Decontaminating waste water with sunlight
With a name that sounds more like an alien race from Star Trek than a process for removing chemical pollutants from waste water, RayWOx is creating cautious excitement for those groups and individuals charged with finding new ways of cleaning up industrial sites. Developed by the German Aerospace Centre (Deutsches Zentrum für Luft- und Raumfahrt; DLR) at its Lampoldshausen laboratories, the system uses solar energy to remove organic and inorganic contaminants from water at industrial sites.
Water-treatment systems using ultraviolet light to help destroy the RNA and DNA of viruses, bacteria and protozoa is nothing new. But the photochemists at DLR say they have improved two-fold on this, scaling up the industrial scrubbing process and, crucially, using sunlight to not only destroy bacteria but also remove chemical pollutants. A solar receiver is key to the waste water cleansing process, says the company. The removal of pollutants is done by combining photocatalysts and sunlight to create a lightactivated catalyst. At the Lampoldshausen facility, one of two receivers treats either lightly polluted or highly-toxic water. RayWOx is able to eliminate antibiotics, X-ray contrast media, hormones, and, of particular interest to the automotive industry, chlorinated hydrocarbons from polluted groundwater, as well as toxic substances in exhaustair scrubbing solutions, says the company.

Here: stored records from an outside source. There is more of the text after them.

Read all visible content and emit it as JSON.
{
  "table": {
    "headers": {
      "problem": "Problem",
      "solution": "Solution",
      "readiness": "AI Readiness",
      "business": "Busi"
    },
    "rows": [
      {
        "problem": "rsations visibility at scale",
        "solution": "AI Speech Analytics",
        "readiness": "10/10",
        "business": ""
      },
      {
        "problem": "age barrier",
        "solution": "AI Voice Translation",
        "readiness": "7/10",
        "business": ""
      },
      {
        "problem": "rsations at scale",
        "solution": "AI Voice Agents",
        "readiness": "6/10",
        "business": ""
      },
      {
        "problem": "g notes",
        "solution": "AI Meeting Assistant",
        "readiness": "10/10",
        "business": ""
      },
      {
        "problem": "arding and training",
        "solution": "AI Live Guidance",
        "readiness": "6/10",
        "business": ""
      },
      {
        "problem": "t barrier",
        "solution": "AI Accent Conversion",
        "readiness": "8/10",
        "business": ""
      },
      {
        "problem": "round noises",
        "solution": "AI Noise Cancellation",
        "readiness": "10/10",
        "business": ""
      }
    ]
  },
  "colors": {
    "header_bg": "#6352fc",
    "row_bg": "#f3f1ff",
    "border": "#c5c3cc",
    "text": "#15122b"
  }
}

To prove the system, DLR has tested the system on waste water heavily polluted with rocket fuel from the engine test facilities at the adjacent Institute of Space Propulsion. This process, since expanded for larger applications, sees the waste water pass through a solar receiver made of transparent glass pipes. Iron ions act as a photocatalyst, while small quantities of hydrogen peroxide and solar radiation produce oxidising agents known as hydroxyl radicals. These filter out the pollutants by destroying their basic molecular structure. What remains from the process is clean water, the acid having been neutralised, causing the iron to become insoluble. The remaining iron oxide by-product, once recovered, can be recycled.
If the water to be treated is less heavily polluted, different glass tubes are used. Coated with titanium dioxide, these act as semiconductors. Negatively-charged electrons are displaced from the crystal structure, creating a positivelycharged void that works as an oxidiser, thanks to the introduction of ultraviolet light.
At the Lampoldshausen test centre, solar reactors take between one and two hours to eliminate all oxidisable contamination from 4,500 litres of industrial waste water. According to DLR, the process would be even faster in regions with stronger sunlight.
The environmentally-friendly nature of the cleaning process has also provided a marketing boost. KACO New Energy is about to launch the technology under the RayWOx brand name, with the Neckarsulm-based company developing the industrial application in conjunction with another German firm, Hirschmann Laborgeräte. KACO maintains that, thanks to the photovoltaic cells used to power the pumps and control electronics, the system is both green and affordable.
The scientists who created the RayWOx system are now working on a decontamination system that uses titanium dioxide, which is reported to result in water clean enough for drinking.